August 9, 2010

The one billion dollar query

... or the cost of bad data warehouse design.
(last week an IT resource of one of our customers told me this story.)

Since some time we are working with a customer to improve their data warehouse architecture. The top management of this company has been ignoring the need for data warehouse solutions for at least 10 years. Sure, investments have been made, but always on a departmental or project basis. No one ever bothered looking a the big picture. Different data warehouse architects were present (or not) over time, each using different design techniques. All initiatives have resulted into so called "information silo's". The consequence is a heterogenous mix of copies of operational tables, the thing called 'operational data store', data warehouses of different types and OLAP cubes. The whole of this runs on an IBM mainframe combined with a Windows Server running SAS 9.1.

The result of this data warehouse back-end fiasco, is that end-users within the company have taken things into their own hands and started building their own solutions. Some use Excel to elaborate complex analytical constructions, others have gained near-admin access to the SAS reporting server(s) so they can actually build their own OLAP cubes and reports. IT has lost control of what is going on and currently IT hardly has any feeling with what real business intellingence needs are.

For some time now we've been trying to inventorize all the problems and issues there are today, and what the cost is for the company. A hard task, as many of the costs are hidden. The following "cost example" was a little gem that showed up just because one of the IT guys (girl actually) - who has put a lot of effort in listing out all the issues and costs - bothered to manually monitor user activity for some time.

Apparantly what happened is that a user has/had been running a query, through QMF, on a part of the data warehouse with a particularly bad data model design. The result was a query that used up around 30.000 CPU seconds, running in a job class with top priority and no limitations (in other words, the mainframe administrator believed that that job actually had the right to consume all those resources), so if she wouldn't have stopped it, it would have continued to run (until the user bothered to end it).

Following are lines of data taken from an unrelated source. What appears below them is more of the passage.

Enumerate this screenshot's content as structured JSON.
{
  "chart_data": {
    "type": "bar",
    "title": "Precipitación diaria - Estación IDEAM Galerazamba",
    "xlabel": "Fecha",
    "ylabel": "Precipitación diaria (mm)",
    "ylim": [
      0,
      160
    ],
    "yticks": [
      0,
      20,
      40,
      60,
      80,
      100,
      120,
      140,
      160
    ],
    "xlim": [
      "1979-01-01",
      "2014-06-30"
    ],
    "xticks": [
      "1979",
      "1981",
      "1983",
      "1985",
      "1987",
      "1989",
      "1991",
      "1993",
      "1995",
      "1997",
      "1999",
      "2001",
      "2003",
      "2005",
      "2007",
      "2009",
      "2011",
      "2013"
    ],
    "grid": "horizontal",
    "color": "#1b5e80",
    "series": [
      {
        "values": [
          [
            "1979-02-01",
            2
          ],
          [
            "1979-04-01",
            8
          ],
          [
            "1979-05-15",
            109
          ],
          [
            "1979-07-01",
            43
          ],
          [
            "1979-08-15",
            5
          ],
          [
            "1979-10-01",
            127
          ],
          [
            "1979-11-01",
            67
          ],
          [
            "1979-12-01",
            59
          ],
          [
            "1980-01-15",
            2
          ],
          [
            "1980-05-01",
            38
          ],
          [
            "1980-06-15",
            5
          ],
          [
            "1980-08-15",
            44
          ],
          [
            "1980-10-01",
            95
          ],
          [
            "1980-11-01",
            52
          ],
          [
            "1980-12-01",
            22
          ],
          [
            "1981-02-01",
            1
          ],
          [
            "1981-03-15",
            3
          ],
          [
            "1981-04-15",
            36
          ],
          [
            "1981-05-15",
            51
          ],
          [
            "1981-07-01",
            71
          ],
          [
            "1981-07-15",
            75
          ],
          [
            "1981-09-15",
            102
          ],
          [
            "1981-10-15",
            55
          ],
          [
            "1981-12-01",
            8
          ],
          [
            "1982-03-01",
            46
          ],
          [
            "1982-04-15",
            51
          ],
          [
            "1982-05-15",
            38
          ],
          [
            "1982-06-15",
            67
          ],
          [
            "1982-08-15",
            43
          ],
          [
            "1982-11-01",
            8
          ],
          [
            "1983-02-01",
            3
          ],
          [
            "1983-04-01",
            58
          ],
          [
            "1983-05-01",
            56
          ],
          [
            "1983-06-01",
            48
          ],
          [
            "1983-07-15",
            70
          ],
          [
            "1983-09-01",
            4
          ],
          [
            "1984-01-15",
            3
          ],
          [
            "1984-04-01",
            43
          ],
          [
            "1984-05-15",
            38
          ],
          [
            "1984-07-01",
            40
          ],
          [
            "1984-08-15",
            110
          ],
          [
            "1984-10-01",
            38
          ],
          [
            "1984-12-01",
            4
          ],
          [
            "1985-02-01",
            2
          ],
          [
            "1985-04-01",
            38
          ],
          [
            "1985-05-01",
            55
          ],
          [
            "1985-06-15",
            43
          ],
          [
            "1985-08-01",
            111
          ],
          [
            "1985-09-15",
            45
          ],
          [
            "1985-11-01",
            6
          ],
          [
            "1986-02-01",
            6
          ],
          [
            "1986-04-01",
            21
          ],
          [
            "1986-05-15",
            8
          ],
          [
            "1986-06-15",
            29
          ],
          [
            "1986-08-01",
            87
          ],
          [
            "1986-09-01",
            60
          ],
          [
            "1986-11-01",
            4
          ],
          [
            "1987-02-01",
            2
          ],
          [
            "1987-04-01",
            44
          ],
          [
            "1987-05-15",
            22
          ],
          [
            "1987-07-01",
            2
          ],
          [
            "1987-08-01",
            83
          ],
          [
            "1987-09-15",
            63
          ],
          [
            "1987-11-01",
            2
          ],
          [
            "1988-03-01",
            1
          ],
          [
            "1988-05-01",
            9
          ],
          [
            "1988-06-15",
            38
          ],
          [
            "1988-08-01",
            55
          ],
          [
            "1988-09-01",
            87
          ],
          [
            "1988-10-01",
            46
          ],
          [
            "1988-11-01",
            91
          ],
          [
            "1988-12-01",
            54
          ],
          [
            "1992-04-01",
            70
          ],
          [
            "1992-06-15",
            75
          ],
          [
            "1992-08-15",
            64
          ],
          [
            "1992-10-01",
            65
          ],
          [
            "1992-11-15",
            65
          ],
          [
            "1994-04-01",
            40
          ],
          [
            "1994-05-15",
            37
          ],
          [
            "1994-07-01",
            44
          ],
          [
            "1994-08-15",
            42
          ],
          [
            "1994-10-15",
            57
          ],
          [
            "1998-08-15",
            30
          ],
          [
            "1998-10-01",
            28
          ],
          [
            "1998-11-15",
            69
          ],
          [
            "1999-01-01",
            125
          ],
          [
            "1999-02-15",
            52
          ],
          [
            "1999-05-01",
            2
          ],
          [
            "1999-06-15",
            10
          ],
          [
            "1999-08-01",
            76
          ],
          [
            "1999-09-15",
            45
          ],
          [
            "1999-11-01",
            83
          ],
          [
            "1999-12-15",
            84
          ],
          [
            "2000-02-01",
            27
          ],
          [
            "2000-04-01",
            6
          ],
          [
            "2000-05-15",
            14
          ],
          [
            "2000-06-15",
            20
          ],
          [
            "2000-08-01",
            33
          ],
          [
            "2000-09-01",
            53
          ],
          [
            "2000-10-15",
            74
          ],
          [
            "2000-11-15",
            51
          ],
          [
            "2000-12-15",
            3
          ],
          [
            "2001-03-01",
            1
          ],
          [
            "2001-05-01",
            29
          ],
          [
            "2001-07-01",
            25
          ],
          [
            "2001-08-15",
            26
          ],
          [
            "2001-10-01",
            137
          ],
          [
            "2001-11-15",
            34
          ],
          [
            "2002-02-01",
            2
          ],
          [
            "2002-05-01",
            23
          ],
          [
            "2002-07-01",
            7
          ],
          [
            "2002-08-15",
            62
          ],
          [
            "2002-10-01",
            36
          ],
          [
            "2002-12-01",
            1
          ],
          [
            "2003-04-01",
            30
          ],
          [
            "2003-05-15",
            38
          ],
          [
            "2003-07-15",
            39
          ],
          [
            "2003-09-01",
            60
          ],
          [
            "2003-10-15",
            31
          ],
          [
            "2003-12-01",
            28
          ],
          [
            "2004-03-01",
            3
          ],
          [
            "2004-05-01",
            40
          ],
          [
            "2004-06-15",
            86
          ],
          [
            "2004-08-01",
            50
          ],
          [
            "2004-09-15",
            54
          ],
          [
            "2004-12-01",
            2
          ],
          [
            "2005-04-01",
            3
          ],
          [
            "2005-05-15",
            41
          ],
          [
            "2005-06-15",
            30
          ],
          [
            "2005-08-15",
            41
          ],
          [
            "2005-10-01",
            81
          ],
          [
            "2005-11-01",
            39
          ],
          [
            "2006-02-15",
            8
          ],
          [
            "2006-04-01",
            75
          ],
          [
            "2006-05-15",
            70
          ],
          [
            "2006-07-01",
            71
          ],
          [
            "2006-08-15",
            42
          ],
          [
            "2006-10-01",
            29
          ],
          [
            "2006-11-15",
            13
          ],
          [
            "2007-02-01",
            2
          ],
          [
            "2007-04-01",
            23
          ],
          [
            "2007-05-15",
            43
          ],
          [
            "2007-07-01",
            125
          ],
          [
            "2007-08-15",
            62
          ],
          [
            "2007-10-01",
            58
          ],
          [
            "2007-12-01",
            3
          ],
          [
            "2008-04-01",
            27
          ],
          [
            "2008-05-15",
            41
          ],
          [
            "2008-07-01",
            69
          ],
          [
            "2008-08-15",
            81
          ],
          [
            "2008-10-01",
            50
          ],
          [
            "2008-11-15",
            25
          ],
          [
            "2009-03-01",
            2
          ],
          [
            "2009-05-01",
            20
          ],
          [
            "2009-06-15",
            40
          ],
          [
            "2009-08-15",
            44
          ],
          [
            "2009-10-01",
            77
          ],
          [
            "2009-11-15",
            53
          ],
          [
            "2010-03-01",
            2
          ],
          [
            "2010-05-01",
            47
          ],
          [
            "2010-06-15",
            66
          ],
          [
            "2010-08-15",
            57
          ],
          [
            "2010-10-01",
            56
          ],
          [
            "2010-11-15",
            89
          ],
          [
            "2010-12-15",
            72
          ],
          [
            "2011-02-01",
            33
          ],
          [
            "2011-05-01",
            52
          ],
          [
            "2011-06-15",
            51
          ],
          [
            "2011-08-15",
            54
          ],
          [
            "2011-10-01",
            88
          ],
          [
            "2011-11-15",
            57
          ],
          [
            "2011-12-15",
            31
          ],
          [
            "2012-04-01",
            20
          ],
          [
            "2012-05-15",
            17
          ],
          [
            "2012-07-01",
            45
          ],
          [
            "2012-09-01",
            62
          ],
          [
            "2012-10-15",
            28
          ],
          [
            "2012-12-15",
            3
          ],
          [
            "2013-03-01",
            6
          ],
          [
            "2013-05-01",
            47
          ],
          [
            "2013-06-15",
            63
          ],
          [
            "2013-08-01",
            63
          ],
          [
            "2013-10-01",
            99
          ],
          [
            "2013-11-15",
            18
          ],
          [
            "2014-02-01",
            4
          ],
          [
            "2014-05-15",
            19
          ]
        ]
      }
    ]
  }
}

JOBNAME   STEPNAME  PROCSTEP  JOBID     OWNER    C  SIO    CPU%    CPU-TIME
D003359Q  DB2CQMFB  DB2CQMFB  JOB12332  D003359  R  0.00   15.71   29112.05

I guess, most of you, also the ones that never work on mainframe, do realize that mainframe computing costs are high. So does the customer. They already moved from an "individual mainframe" to a 'hosted mode' in order to save costs. And still their infrastructure costs are high.
 
Anyhow to make a long story short, I called the hosting company, to inquire what might be the approximate cost of this particular query - which ironically never returned any result because we had it killed. I'm not naming any figures, but the number I was given, was as high a the net monthly salary of the IT analyst that discovered the issue.
 
Some inquiry with the users, learned us that they actually launch this (type of) query regularly at the end of the month. They estimated somewhere between 5 to 10 of these queries per month. I leave the maths up to you! Anyhow, I believe this to be good material to go and talk to the management of this company and tell them a story about the benefits of good data modeling and architecture design.